In Køpersund, 1942, author David Andrew Westwood introduces Margrete Ehrdahl, a 20-year-old Norwegian beauty whose modeling career and home life are “eliminated overnight” when a bomb explodes on a ferry near Narvik harbor in 1940.
Margrete and her family are swept into the burning water and her face is disfigured. In a convalescent hospital in Britain, with her lips “melted together,” Margrete hates what she sees.
A born problem solver, Margrete is at her worst when she cannot be at her best. Her struggle to “find a way to fight back” compels her to meet her obstacles with a blunt introspection devoid of sentimentality.
Margrete’s emotional transitions explode in response to traumatic circumstances. Caught by surprise on a London street during the Blitz, she is blasted onto her back but miraculously survives. Shell-shocked, she staggers up because “a baby cried somewhere. She went to find it.”

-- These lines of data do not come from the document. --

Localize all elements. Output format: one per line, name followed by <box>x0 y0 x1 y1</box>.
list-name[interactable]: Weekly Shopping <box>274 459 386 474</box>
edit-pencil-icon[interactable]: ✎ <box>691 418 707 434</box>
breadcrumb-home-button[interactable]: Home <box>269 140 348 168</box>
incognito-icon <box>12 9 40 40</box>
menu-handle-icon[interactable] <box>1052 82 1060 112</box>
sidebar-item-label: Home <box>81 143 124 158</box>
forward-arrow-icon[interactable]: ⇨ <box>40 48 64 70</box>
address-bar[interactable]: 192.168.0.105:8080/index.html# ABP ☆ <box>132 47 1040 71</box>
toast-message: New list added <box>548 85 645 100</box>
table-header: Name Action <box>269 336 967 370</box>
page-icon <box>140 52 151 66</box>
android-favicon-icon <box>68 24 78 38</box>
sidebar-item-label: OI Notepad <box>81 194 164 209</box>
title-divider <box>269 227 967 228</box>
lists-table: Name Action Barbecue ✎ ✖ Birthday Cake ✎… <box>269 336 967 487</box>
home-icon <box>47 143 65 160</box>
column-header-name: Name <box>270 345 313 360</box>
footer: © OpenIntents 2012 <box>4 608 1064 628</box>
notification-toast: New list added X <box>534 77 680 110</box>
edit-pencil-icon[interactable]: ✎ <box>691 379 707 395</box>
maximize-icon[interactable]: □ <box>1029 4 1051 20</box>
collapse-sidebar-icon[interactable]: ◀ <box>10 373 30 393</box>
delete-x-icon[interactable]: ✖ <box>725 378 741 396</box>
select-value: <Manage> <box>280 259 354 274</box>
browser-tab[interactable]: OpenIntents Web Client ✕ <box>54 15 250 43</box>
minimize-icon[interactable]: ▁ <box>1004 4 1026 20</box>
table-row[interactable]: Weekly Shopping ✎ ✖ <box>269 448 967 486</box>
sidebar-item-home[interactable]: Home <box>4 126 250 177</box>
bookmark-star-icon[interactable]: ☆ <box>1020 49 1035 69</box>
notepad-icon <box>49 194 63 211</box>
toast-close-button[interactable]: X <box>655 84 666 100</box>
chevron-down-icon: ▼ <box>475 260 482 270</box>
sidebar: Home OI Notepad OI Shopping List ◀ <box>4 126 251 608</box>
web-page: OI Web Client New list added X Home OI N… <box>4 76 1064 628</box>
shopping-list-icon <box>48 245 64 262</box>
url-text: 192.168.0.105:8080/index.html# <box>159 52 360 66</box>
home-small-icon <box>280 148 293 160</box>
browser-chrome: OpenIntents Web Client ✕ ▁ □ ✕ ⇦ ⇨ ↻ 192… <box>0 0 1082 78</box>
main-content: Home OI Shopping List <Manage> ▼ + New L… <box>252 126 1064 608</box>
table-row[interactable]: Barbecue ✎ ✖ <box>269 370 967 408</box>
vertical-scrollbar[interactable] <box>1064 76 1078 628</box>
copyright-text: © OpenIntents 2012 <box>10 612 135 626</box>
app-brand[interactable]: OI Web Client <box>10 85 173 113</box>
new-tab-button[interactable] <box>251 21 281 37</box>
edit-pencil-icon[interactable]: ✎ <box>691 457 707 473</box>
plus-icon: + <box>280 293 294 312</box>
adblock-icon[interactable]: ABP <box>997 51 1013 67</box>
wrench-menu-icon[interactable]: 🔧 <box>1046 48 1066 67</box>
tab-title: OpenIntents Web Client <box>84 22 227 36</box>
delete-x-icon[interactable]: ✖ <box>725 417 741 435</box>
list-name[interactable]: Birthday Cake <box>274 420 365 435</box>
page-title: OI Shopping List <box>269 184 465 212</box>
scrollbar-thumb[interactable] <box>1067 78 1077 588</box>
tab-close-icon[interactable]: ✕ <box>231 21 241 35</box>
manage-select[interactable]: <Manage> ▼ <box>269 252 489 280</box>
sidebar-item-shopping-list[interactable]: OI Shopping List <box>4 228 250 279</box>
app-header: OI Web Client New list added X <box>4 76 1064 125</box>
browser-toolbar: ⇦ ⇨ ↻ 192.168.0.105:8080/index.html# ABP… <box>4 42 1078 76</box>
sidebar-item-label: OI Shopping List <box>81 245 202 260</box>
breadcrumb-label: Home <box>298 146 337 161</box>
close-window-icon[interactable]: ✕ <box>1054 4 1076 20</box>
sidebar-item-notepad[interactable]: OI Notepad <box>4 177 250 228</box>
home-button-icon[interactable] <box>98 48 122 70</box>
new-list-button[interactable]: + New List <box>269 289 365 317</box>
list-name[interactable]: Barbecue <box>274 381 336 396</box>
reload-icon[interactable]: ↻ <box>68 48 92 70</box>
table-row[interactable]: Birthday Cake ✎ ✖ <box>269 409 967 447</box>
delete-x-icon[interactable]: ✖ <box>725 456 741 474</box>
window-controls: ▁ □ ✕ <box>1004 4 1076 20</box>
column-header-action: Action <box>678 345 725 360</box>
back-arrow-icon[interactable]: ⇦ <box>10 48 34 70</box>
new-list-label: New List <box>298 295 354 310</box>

Fighting back becomes Margrete’s new normal. When she is accepted into commando training school in Scotland, she challenges the reluctant commanding officer to “give me the training you give the men, and we’ll find out if I can take it.” Soon, she is rappelling a 200-foot cliff of sheer granite and using blunt honesty to batter her fear. She muses that she could describe this cliff as “possessing a ‘stark beauty.’ But the concept of beauty, taken for granted for all of her earlier life and now irrevocably lost, was now excised from her vocabulary.”
Humor is another weapon Margrete wields in her transformation. A male soldier notes her absence in the mess hall and asks, “Where’s the troll?” Margrete knows the men call her “troll” because of her disfigured face. She wants to hide in the barracks. Instead, she storms in and shouts: “Here she is. Got in any fresh children for dinner?”
Author Westwood keeps Margrete center frame in the complicated rescue sequences that follow. Leading the rescue at Grini detention camp in Bærum, Norway, Margrete outsmarts German guards to free British scientist Creswell Bryce, called the British equivalent of Werhner von Braun, who has a secret weapon that might stop the Nazis.
Margrete’s partners in the Norwegian Resistance make their own journeys of transformation, some driven to seek revenge.
Ferske, grim-faced at sixteen, calculates how many Nazis he can kill with an “innocent” command. In 1945, with the Norwegians in control of Køpersund, he orders the German prisoners to run past the red flags marking live land mines. That way he will be sure, he says, that all the mines are destroyed.
When a prisoner protests that this is against the Geneva Convention, Ferske kills him. The surviving prisoners race into the field. They keep running, even when the body parts of a soldier who stepped on a live mine rain down on their heads.
Ferske, once a laconic young man, represents a consistent theme in Køpersund, 1942. Appearances don’t tell the whole story.
For a man literally blinded by the war, Bryce has a clear vision of his future with Margrete. But she can’t see it, believing their differences are insurmountable.
Bryce’s logic has a mystical loop. He says, “I look normal, but I’m not; you don’t look normal, but you are. Perfect match.”
What is the future for Margrete and Bryce? Look to the epilogue, “September 1989. London, England,” for the answer. Did Margrete’s mission to fight back bring her victory or love or more than either?